Именно поэтому Жуковский, один из основоположников русской поэзии и прозы, мог занять столь значимое место и в истории создания русской литературной критики, теории литературы, философской эстетики. До Надеждина и Белинского критика не только не была в России самостоятельной формой литературной жизни, но и не выделялась в самостоятельную литературную специальность, и литературно-критические произведения создавались практиками литературы, прежде всего в целях теоретического обоснования их собственной художественной деятельности. Правда, уже Карамзин, учитель Жуковского, стремился сделать критику стимулятором литературного развития и даже организатором общественного мнения, но и у Карамзина, узаконившего критическую рубрику в русском литературном журнале, занятия критикой лишь дополняли писательскую практику, прекратившись вместе с обращением писателя в историка.
Критико-эстетическое творчество Жуковского также сопутствовало его поэзии и подчинялось в известной мере ее приоритету, и вместе с тем Жуковский впервые дал понять русскому читателю, что занятия критикой требуют особого призвания, что «Лонгины, Джонсоны, Аддисоны, Лагарпы, Лессинги так же редки, как и великие художники, которых творениям они научили нас удивляться» («О критике»; XII, 250), что литературно-художественное и литературно-критическое дарование — это не одно и то же. Оспаривая достаточно распространенное в первые десятилетия XIX века представление, согласно которому «артисту, более нежели другим, должны быть известны все тайны его искусства» (XII, 251), Жуковский умел найти аргументы в защиту неотъемлемых прав критики: «Лагарп — посредственный трагик; но кому лучше его известна теория драматического искусства? И его примечания на трагедии Расина и Вольтера не лучше ли несравненно тех примечаний, которые великий Корнель, сей превосходный трагик, написал на собственные свои трагедии?» (Там же).
Современники оценили «критический ум» Жуковского (Плетнев5).

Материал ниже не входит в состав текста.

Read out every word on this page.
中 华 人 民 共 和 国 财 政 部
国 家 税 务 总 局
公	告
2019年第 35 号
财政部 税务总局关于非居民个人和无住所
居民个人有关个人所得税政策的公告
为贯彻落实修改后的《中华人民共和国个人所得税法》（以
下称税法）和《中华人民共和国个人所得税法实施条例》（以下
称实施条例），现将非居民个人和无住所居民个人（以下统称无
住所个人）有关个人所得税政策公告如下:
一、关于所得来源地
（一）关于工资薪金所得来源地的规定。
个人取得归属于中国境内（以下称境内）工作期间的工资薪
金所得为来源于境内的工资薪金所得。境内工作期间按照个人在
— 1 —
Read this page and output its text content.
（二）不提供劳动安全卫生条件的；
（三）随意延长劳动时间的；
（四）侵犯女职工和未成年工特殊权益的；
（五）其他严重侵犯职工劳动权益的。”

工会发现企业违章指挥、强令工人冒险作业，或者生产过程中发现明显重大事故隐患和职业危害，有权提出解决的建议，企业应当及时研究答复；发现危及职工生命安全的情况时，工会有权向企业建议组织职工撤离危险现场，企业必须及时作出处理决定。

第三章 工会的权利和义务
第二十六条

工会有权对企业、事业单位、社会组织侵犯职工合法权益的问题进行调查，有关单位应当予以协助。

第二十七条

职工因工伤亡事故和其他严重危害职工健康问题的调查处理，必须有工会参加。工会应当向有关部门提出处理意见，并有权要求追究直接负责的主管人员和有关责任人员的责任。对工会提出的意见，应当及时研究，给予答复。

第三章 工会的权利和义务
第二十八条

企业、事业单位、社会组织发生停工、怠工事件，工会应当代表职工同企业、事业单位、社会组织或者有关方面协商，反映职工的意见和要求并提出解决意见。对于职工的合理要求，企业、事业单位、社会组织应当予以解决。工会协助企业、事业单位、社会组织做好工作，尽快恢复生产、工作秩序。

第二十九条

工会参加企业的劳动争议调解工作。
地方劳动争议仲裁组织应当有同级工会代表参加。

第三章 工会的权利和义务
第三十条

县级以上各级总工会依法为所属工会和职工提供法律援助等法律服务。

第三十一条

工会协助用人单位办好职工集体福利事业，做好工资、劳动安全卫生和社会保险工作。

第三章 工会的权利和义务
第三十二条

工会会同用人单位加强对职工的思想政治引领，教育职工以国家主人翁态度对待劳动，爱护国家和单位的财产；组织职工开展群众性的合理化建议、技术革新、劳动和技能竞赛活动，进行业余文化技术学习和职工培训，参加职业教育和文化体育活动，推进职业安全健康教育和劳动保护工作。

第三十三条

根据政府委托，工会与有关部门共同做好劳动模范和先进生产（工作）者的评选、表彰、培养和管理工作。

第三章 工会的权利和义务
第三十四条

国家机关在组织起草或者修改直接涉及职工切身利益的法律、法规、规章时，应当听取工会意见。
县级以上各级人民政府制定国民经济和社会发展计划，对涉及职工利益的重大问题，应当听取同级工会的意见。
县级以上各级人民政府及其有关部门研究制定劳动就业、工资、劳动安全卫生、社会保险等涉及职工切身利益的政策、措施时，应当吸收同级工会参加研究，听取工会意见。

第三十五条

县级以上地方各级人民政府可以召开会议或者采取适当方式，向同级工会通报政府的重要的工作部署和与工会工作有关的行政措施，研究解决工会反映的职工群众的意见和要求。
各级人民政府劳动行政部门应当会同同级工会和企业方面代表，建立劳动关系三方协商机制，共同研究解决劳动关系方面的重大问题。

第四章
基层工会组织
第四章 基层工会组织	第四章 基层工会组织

Гоголь, записавший немало устных высказываний Пушкина, так передавал пушкинский отзыв о Жуковском-критике: «По его мненью, никто, кроме Жуковского, не мог так разъять и определить всякое художественное произведе-ние».6 Когда в 1842 году вышли в свет «Мертвые души»,
Вяземский отправил в дюссельдорфское уединение Жуковского письмо, в котором были следующие строки: «Мне часто приходило в голову, что тебе следовало бы написать на эту книгу рецензию и дать окончательный суд этому творению. Во-первых, любопытно было бы знать твое мнение и какое впечатление произвело на тебя в чужбине чтение этой книги, а во-вторых, иные так бранят ее, другие так превозносят, что нужен в этой разноголосице приговор великого и полномочного судии».7 Вяземский апеллировал здесь, конечно, к положению литературного патриарха, приобретенному Жуковским на склоне лет, к его «апостольству», как сказано в конце письма, но имел в виду и давний авторитет его критической проницательности.
Категории поэтического мышления В. А. Жуковского. «Ужасное»
Отмечая многосторонность и широкий, тяготеющий к универсализму содержательный диапазон творчества В. А. Жуковского, В. Г. Белинский не раз констатировал существование в его поэтическом мире далеко отстоящих друг от друга и даже во многом противоположных один другому образов бытия и сопровождающих их эмоционально-психологических настроений: «Романтическая муза Жуковского ... любила не одну сладкую задумчивость, но и мрачные картины фантастической действительности...».1 Эти последние критик связывал с «готической» эстетикой романтической баллады: «... мрачные картины фантастической действительности, наполненной гробами, скелетами, духами, злодействами и преступлениями — темными преданиями средних веков...».2 Балладные «ужасы» под определенным углом зрения могли производить и производили на читателей впечатление художественной антитезы меланхолическим инт-роспекциям элегической лирики.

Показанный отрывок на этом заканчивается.